The article by Maitra et al. introduces a novel unsupervised method for integrating single-cell multi-omics data, termed UMINT (Unsupervised Multi-omics INTegration). UMINT, based on neural networks, enables the seamless integration of a variable number of single-cell omics layers characterized by high dimensions. The proposed model demonstrates the ability to learn a latent low-dimensional embedding, thereby extracting pertinent features from the data to facilitate subsequent downstream analyses. The efficacy of UMINT has been demonstrated through its application to the integration of diverse datasets, including healthy and diseased CITE-seq profiles (comprising paired RNA and surface proteins), notably encompassing a rare condition, Mucosa-Associated Lymphoid Tissue (MALT) tumors. Rigorous benchmarking against the prevailing state-of-the-art methodologies for single-cell multi-omics integration underscores UMINT’s superiority. Moreover, the versatility of UMINT extends to the integration of paired single-cell gene expression and ATAC-seq (Assay for Transposase-Accessible Chromatin) assays, further enhancing its utility in multiple domains of biological investigation.
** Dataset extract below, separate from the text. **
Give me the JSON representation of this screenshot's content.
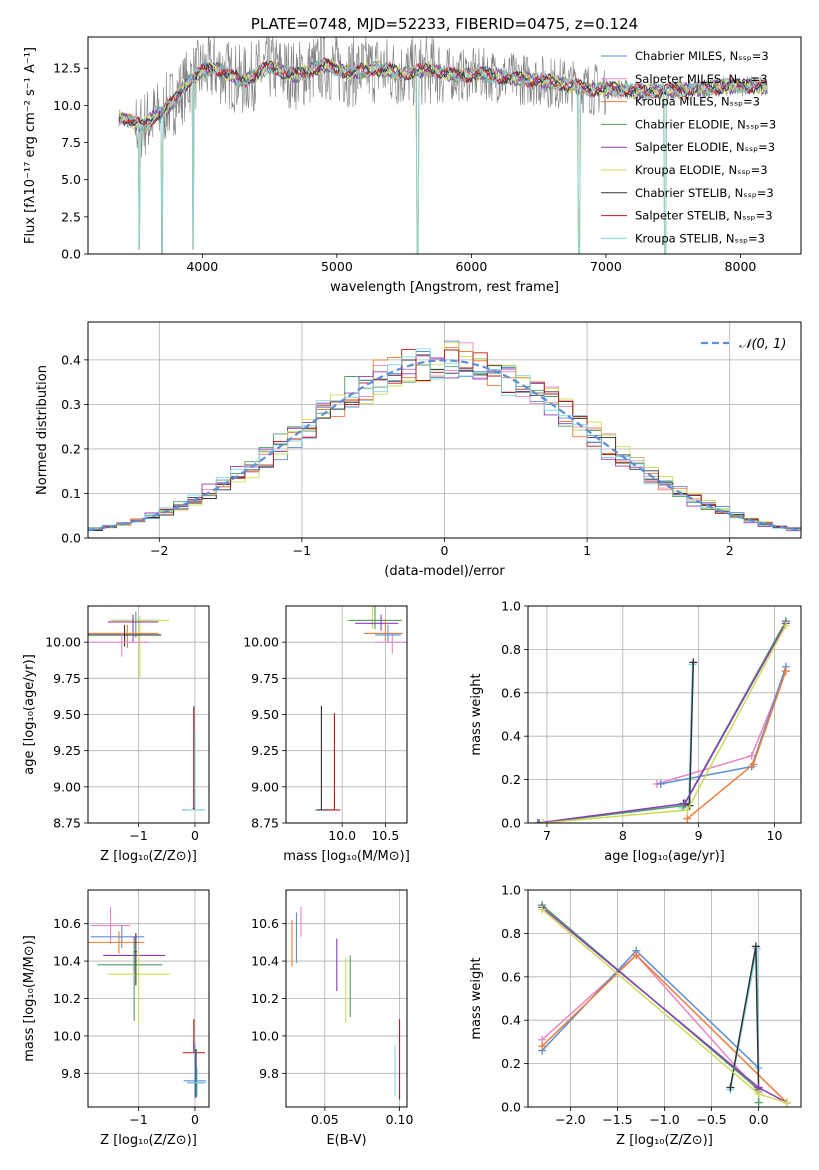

The fourth paper by Choon et al. provides a review of the state of the art in artificial intelligence methods and databases for Next-Generation Sequencing (NGS)-based diagnosis of rare diseases. The paper also compares several rare disease databases. A particular challenge of clinical NGS for diagnosis emphasized in this paper is the interpretation of results. The problem is that this cannot be achieved in a mechanistic manner but requires statistical thinking.
In summary, the three volumes of our Research Topic on AI and Multi-Omics for Rare Diseases have published a total of 15 articles. This indicates a sustained interest and demand for further advancements in this field, driven in part by the continuous influx of new data and advances in AI methodologies capable of pushing boundaries.